東京オリンピックの注目競技「バレーボール」の見どころは?

球技のなかでもバレーボールはかつて日本のお家芸と呼ばれた競技です。東洋の魔女と呼ばれた女子チームは1964年の東京五輪に出場し、金メダルを獲得しました。回転レシーブや欧州遠征の22連勝などは今や伝説となっています。男子バレーも栄光の時代がありました。ミュンヘンへの道で有名な1972年のミュンヘン五輪です。準決勝のブルガリア戦でセットカウント0対2から奇跡の大逆転勝利を飾り、決勝でも勝利したことで金メダルを獲得しました。このあともバレーボール日本代表はメダル獲得が当たり前の強豪チームの一つでしたが、体格の大きい欧州勢や、キューバやブラジルが躍進したことで、徐々に成績は下降していきます。

それでも、バレーボールには国民的な人気があります。ワールドカップや世界大会などで開催地に選ばれることが多く、ゴールデンタイムにテレビ中継されて日本人の注目度も高いです。21世紀になってからもスター選手は次々と誕生しています。そして、2012年のロンドン五輪では全日本女子がひさしぶりのメダルを獲得しました。2020年の東京五輪もメダルを目指して挑戦を続けています。

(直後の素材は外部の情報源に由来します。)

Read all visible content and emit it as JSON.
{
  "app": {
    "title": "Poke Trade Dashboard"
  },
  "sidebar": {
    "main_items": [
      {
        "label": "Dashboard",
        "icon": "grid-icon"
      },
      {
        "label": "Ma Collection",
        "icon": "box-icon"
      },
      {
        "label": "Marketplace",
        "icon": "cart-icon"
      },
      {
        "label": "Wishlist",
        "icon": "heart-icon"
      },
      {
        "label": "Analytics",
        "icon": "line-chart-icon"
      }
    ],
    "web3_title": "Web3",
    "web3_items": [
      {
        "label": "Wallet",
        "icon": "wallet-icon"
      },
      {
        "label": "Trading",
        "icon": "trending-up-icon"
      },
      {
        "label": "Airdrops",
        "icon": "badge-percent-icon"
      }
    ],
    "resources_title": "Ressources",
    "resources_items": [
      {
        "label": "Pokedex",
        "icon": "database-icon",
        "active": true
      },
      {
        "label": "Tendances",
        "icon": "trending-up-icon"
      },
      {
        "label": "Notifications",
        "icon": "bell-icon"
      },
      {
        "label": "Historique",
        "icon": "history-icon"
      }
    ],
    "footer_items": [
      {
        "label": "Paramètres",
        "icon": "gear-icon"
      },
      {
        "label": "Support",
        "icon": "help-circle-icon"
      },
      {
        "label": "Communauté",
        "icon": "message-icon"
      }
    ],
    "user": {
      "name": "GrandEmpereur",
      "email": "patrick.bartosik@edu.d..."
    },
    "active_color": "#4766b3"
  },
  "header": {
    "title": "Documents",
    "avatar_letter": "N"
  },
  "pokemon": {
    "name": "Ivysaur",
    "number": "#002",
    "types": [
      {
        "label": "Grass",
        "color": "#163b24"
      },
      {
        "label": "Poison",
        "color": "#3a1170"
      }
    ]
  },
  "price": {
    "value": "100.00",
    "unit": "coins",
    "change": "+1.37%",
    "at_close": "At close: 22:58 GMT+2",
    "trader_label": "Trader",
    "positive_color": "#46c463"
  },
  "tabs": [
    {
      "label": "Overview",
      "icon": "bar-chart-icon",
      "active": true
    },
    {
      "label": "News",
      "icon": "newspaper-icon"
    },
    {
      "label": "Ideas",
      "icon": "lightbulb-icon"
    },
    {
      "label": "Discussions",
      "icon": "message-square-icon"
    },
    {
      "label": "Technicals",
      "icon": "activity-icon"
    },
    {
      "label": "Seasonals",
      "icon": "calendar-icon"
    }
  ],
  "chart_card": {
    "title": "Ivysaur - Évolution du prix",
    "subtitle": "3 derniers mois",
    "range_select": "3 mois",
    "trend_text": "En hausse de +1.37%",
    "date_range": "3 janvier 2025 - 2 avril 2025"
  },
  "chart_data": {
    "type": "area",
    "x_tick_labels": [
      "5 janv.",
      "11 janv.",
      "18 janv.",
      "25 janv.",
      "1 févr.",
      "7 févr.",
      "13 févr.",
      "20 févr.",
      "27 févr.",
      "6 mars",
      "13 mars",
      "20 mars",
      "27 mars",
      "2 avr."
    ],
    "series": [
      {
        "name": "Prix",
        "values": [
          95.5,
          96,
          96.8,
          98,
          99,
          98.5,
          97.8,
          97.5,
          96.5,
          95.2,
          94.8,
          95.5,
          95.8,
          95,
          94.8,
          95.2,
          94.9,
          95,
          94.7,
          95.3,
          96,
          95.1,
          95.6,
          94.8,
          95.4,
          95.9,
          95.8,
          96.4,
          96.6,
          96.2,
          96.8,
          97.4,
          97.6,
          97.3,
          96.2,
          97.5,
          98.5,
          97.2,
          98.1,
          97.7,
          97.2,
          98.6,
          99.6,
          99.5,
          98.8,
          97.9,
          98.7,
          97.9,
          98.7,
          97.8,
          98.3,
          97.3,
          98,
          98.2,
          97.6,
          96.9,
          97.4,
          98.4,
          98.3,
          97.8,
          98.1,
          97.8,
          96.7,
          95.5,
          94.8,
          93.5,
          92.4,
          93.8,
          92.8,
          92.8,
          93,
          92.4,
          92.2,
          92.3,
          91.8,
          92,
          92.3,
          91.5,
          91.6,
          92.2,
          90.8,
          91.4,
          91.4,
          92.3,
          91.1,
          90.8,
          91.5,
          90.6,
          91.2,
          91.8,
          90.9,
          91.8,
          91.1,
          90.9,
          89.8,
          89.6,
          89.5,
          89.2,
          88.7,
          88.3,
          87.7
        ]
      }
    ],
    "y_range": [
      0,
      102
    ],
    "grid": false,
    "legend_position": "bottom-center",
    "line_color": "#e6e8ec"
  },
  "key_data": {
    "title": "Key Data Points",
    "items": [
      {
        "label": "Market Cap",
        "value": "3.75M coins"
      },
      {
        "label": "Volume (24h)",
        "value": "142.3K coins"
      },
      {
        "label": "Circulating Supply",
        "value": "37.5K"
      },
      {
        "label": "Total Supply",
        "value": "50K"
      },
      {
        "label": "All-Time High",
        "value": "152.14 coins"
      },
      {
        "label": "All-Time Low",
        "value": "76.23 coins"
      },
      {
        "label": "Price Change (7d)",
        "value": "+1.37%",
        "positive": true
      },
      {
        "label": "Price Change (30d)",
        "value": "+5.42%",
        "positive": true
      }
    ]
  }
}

現在、女子バレーボールチームを率いているのは、世界のセッターと呼ばれた中田久美です。注目選手には石井優希や古賀紗理那などが挙げられます。両者ともにポスト木村沙織と呼ばれるエース候補で、石井は破壊力のあるスパイクがあります。古賀はスパイクに加えてレシーブやブロック、サーブなど様々なプレーを高い次元で行えるオールラウンダーです。ベテラン選手には荒木絵里香がいます。2005年から代表入りしているベテランで、強力なスパイクが持ち味です。186cmの長身を生かしたブロックの名手でもあります。

男子バレーボールの注目選手には石川祐希がいます。イタリアのリーグに留学中の選手で、若いながらも日本のエースです。柳田将洋は甘いマスクで女性人気が高い選手ですが、その顔からは想像できない強打を持っています。2015年には最優秀新人賞を獲得しました。山内晶大は身長が204cmと大柄な選手で、その身長を生かしたダイナミックなプレーが持ち味です。高橋健太郎はこちらも200cmを超える大型の新人です。ちなみに、この4選手は早くから期待されていてNEXT4と呼ばれます。そんな男子バレーボールを率いているのはアタッカーとして名を馳せた中垣内祐一監督です。

女子バレーボールは前回の五輪で5位だったため、開催地のアドバンテージから東京五輪はメダルも狙える位置です。男子バレーボールは2008年以来の出場となります。バレーボールは日本人の人気が高いため大いに盛り上がるでしょう。